81,Sports,Midtown Le Sporting Club Sanctuaire,6105 avenue du Boisé
93,Sports,Académie Arts Martiaux Brossard,"1505, boulevard Provencher"


In [65]:
# Investigate Cluster 4
df.loc[df['Cluster Labels'] == 4, df.columns[[1] + [0] + [2]]]

Unnamed: 0,categories,name,address
7,Market,Milano Fruiterie,6862 boul. Saint-Laurent
9,Market,Marché Atwater,138 ave. Atwater
10,Market,Marché Jean-Talon,7070 avenue Henri-Julien
34,Market,Adonis,225 rue Peel
65,Market,PA Nature,5029 Ave du Parc
89,Market,Odessa l'Entrepôt,100-4900 rue Molson


In [66]:
# Investigate Cluster 5
df.loc[df['Cluster Labels'] == 5, df.columns[[1] + [0] + [2]]]

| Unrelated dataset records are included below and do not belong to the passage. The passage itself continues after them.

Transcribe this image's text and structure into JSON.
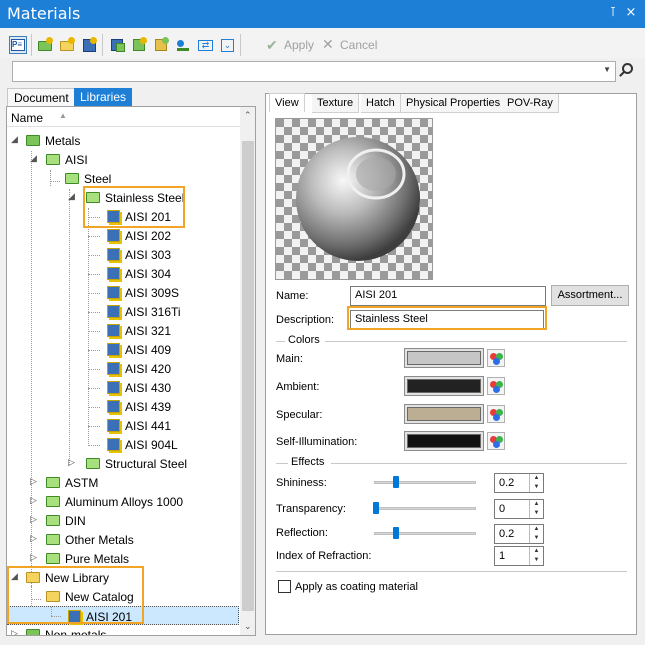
{
  "window": {
    "title": "Materials",
    "pin": "⊺",
    "close": "×"
  },
  "toolbar": {
    "apply_label": "Apply",
    "cancel_label": "Cancel"
  },
  "search": {
    "value": "",
    "placeholder": ""
  },
  "left_tabs": [
    "Document",
    "Libraries"
  ],
  "tree": {
    "header": "Name",
    "items": [
      {
        "label": "Metals"
      },
      {
        "label": "AISI"
      },
      {
        "label": "Steel"
      },
      {
        "label": "Stainless Steel"
      },
      {
        "label": "AISI 201"
      },
      {
        "label": "AISI 202"
      },
      {
        "label": "AISI 303"
      },
      {
        "label": "AISI 304"
      },
      {
        "label": "AISI 309S"
      },
      {
        "label": "AISI 316Ti"
      },
      {
        "label": "AISI 321"
      },
      {
        "label": "AISI 409"
      },
      {
        "label": "AISI 420"
      },
      {
        "label": "AISI 430"
      },
      {
        "label": "AISI 439"
      },
      {
        "label": "AISI 441"
      },
      {
        "label": "AISI 904L"
      },
      {
        "label": "Structural Steel"
      },
      {
        "label": "ASTM"
      },
      {
        "label": "Aluminum Alloys 1000"
      },
      {
        "label": "DIN"
      },
      {
        "label": "Other Metals"
      },
      {
        "label": "Pure Metals"
      },
      {
        "label": "New Library"
      },
      {
        "label": "New Catalog"
      },
      {
        "label": "AISI 201"
      },
      {
        "label": "Non-metals"
      }
    ]
  },
  "right_tabs": [
    "View",
    "Texture",
    "Hatch",
    "Physical Properties",
    "POV-Ray"
  ],
  "props": {
    "name_label": "Name:",
    "name_value": "AISI 201",
    "assortment_label": "Assortment...",
    "description_label": "Description:",
    "description_value": "Stainless Steel",
    "colors_group": "Colors",
    "main_label": "Main:",
    "ambient_label": "Ambient:",
    "specular_label": "Specular:",
    "selfillum_label": "Self-Illumination:",
    "colors": {
      "main": "#c6c6c6",
      "ambient": "#222222",
      "specular": "#bcae92",
      "self_illumination": "#111111"
    },
    "effects_group": "Effects",
    "shininess_label": "Shininess:",
    "shininess_value": "0.2",
    "transparency_label": "Transparency:",
    "transparency_value": "0",
    "reflection_label": "Reflection:",
    "reflection_value": "0.2",
    "ior_label": "Index of Refraction:",
    "ior_value": "1",
    "coating_label": "Apply as coating material"
  },
  "accent": {
    "titlebar": "#1e7fd6",
    "highlight": "#f2a524",
    "selection": "#cce8ff"
  }
}
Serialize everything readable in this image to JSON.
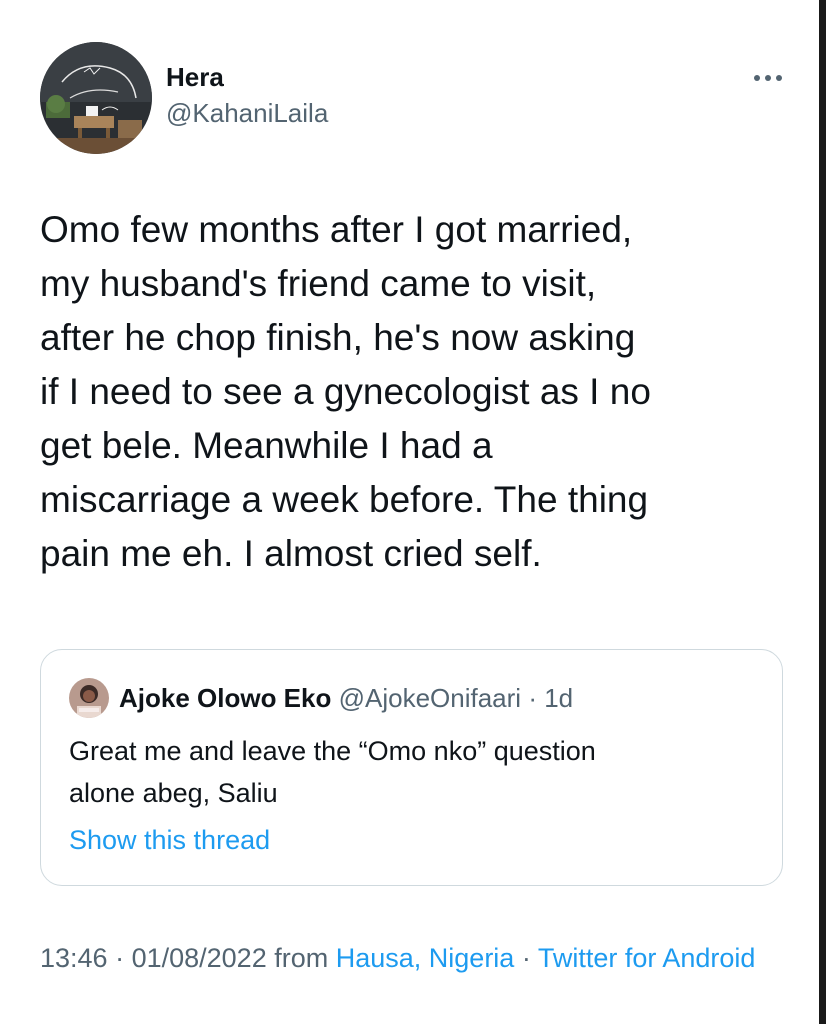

Unnamed: 0,categories,name,address
29,Hotel & Spa,Scandinave Les Bains Vieux-Montréal,"71, rue de la Commune Ouest"
39,Hotel & Spa,Hôtel Le Germain Montréal - NOW OPEN,"2050, Rue Mansfield"
45,Hotel & Spa,"Bota Bota, spa-sur-l'eau",358 rue de la Commune O.
90,Hotel & Spa,Strøm Spa Nordique,"1001, boul. de la Forêt"


In [67]:
# Investigate Cluster 6
df.loc[df['Cluster Labels'] == 6, df.columns[[1] + [0] + [2]]]

Unnamed: 0,categories,name,address
12,Entertainment,Place des Arts,175 rue Sainte-Catherine Ouest
19,Entertainment,"96,9 CKOI",1100-800 rue De La Gauchetière Ouest
23,Entertainment,La Maison Symphonique de Montréal,1600 rue Saint-Urbain


It is checked that all clusters have consistent values for categories.